When anti-narcotics agents first heard that drug cartels were building an armada of submarines to transport cocaine,they thought it was a joke. Now US law enforcement officials say that more than a third of the cocaine smuggled into the US from Colombia travels in submersibles.
An experimental oddity just two years ago,these strange semi-submarines are the cutting edge of drug trafficking today. They ferry hundreds of tons of cocaine for powerful Mexican cartels that are taking over the Pacific Ocean route for most northbound shipments,according to the Colombian navy. The sub-builders are even trying to develop a remote-controlled model,officials say. That means no crew. That means just cocaine,or whatever,inside the boat, said Michael Braun,a former chief of operations at the US Drug Enforcement Administration.
The subs are powered by ordinary diesel engines and built of simple fiberglass in clandestine shipyards in the Colombian jungle. US officials expect 70 or more to be launched this year with a potential cargo capacity of 380 tons of cocaine,worth billions of dollars in the US.

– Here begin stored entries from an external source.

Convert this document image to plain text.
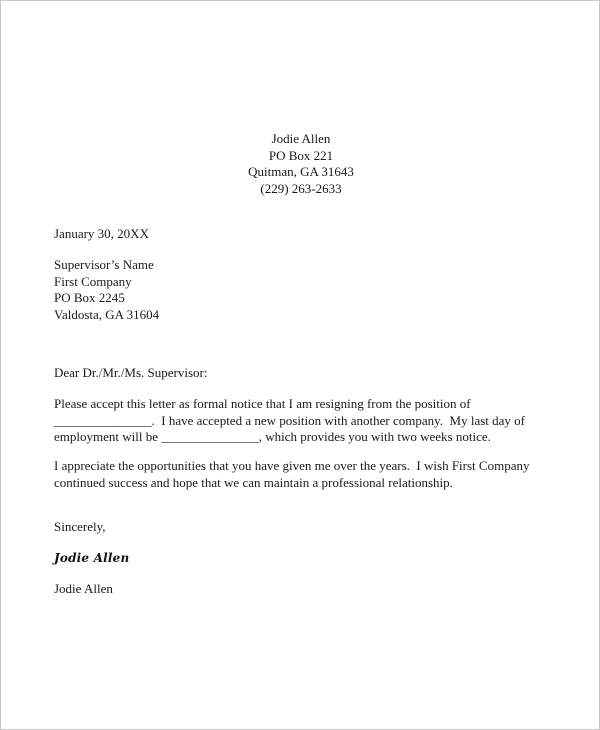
Jodie Allen
PO Box 221
Quitman, GA 31643
(229) 263-2633
January 30, 20XX
Supervisor’s Name
First Company
PO Box 2245
Valdosta, GA 31604
Dear Dr./Mr./Ms. Supervisor:
Please accept this letter as formal notice that I am resigning from the position of
_______________.  I have accepted a new position with another company.  My last day of
employment will be _______________, which provides you with two weeks notice.
I appreciate the opportunities that you have given me over the years.  I wish First Company
continued success and hope that we can maintain a professional relationship.
Sincerely,
Jodie Allen
Jodie Allen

This is definitely the next generation of smuggling conveyance, said Joseph Ruddy,an assistant US attorney in Tampa who prosecutes narco-mariners.
The submersibles are equipped with technologies that make them difficult to intercept,even though US forces use state-of-the-art submarine warfare strategies against them. Authorities say most slip through their net.
You try finding a floating log in the middle of the Pacific, one DEA agent said.
US officials and Colombian counterparts have detected evidence of more than 115 submersible voyages since 2006. They have apprehended the crews of more than 22 submersibles at sea since 2007. Six crews have been arrested this year. The Colombian navy has intercepted or discovered 33 subs since 1993.